India high court refuses to suspend homosexuality decriminalization ruling

[JURIST] The Supreme Court of India [official website] refused Monday to suspend a lower court decision [judgment, PDF; JURIST report] declaring India's anti-sodomy law unconstitutional while it hears an appeal. Earlier this month, the Supreme Court accepted a petition challenging the decision by the Delhi High Court [official website], which found that Section 377 of the Indian Penal Code [text, PDF], outlawing "carnal conduct against the order of nature," runs counter to Articles 14, 15 and 21 of the Article 21 of the Indian Constitution [text, PDF]. The Delhi court's ruling is binding only in the Union Territory of Delhi [official website], while the Supreme Court's ruling would be binding nationwide. The hearing is scheduled to begin September 14.

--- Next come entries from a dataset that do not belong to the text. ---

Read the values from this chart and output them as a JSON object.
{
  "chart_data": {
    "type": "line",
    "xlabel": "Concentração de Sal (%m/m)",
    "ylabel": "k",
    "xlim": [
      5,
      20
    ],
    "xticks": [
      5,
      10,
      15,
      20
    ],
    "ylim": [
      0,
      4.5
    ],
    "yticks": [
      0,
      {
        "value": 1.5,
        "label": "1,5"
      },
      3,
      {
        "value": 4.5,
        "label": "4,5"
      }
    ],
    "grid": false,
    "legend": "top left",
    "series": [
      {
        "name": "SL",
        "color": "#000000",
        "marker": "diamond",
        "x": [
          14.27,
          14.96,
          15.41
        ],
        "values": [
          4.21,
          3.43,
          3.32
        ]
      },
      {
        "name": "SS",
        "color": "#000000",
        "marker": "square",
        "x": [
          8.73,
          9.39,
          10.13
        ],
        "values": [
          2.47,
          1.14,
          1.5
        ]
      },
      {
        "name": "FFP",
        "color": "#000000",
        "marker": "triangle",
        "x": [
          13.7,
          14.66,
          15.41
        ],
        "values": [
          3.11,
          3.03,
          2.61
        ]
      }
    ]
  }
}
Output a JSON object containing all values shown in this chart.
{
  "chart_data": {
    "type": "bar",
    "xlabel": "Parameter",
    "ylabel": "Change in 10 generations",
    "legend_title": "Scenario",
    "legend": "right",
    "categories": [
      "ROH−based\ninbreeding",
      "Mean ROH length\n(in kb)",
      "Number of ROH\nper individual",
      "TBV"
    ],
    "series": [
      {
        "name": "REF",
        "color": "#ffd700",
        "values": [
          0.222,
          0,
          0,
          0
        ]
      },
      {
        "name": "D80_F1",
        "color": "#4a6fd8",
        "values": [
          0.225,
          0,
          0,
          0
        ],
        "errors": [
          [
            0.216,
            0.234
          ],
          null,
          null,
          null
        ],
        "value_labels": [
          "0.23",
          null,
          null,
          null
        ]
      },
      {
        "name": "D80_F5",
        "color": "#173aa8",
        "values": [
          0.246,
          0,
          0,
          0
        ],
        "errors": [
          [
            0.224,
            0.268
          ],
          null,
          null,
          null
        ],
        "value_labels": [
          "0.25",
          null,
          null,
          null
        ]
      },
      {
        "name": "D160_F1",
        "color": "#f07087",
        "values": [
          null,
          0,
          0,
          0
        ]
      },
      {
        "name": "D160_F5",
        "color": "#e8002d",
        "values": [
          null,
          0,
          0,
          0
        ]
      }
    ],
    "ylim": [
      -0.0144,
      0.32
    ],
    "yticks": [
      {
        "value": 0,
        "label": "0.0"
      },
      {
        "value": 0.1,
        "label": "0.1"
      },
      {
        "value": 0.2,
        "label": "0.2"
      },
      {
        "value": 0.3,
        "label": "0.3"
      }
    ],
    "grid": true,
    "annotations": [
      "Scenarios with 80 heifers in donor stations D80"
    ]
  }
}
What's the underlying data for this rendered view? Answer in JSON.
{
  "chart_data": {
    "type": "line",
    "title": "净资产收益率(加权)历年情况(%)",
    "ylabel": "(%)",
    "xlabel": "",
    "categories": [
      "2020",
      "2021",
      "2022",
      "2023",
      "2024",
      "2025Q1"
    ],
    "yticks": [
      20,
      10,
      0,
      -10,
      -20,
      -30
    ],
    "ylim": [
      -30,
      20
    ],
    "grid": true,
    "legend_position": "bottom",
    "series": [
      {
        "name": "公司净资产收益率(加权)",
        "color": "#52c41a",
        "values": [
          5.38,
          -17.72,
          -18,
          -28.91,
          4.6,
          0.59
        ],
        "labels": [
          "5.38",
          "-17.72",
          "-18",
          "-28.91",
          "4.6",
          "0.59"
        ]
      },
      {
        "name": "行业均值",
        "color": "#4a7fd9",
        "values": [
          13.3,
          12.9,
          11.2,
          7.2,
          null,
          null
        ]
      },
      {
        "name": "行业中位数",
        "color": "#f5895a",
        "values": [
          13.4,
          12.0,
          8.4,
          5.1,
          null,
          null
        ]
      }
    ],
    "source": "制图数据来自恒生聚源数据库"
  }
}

The criminalization of homosexuality has been a divisive issue around the world. In April, an appeals court in Senegal ordered the release [JURIST report] of nine members of AIDS awareness group AIDES Senegal who had been convicted of sodomy and sentenced to eight years in prison. In November, the parliament of Burundi voted to criminalize homosexuality, a move condemned [JURIST reports] by human rights groups. In December, the UN General Assembly [official website] was divided [press release; JURIST report] over the issue as 66 nations signed a statement calling for decriminalization, and nearly 60 nations signed an opposing statement.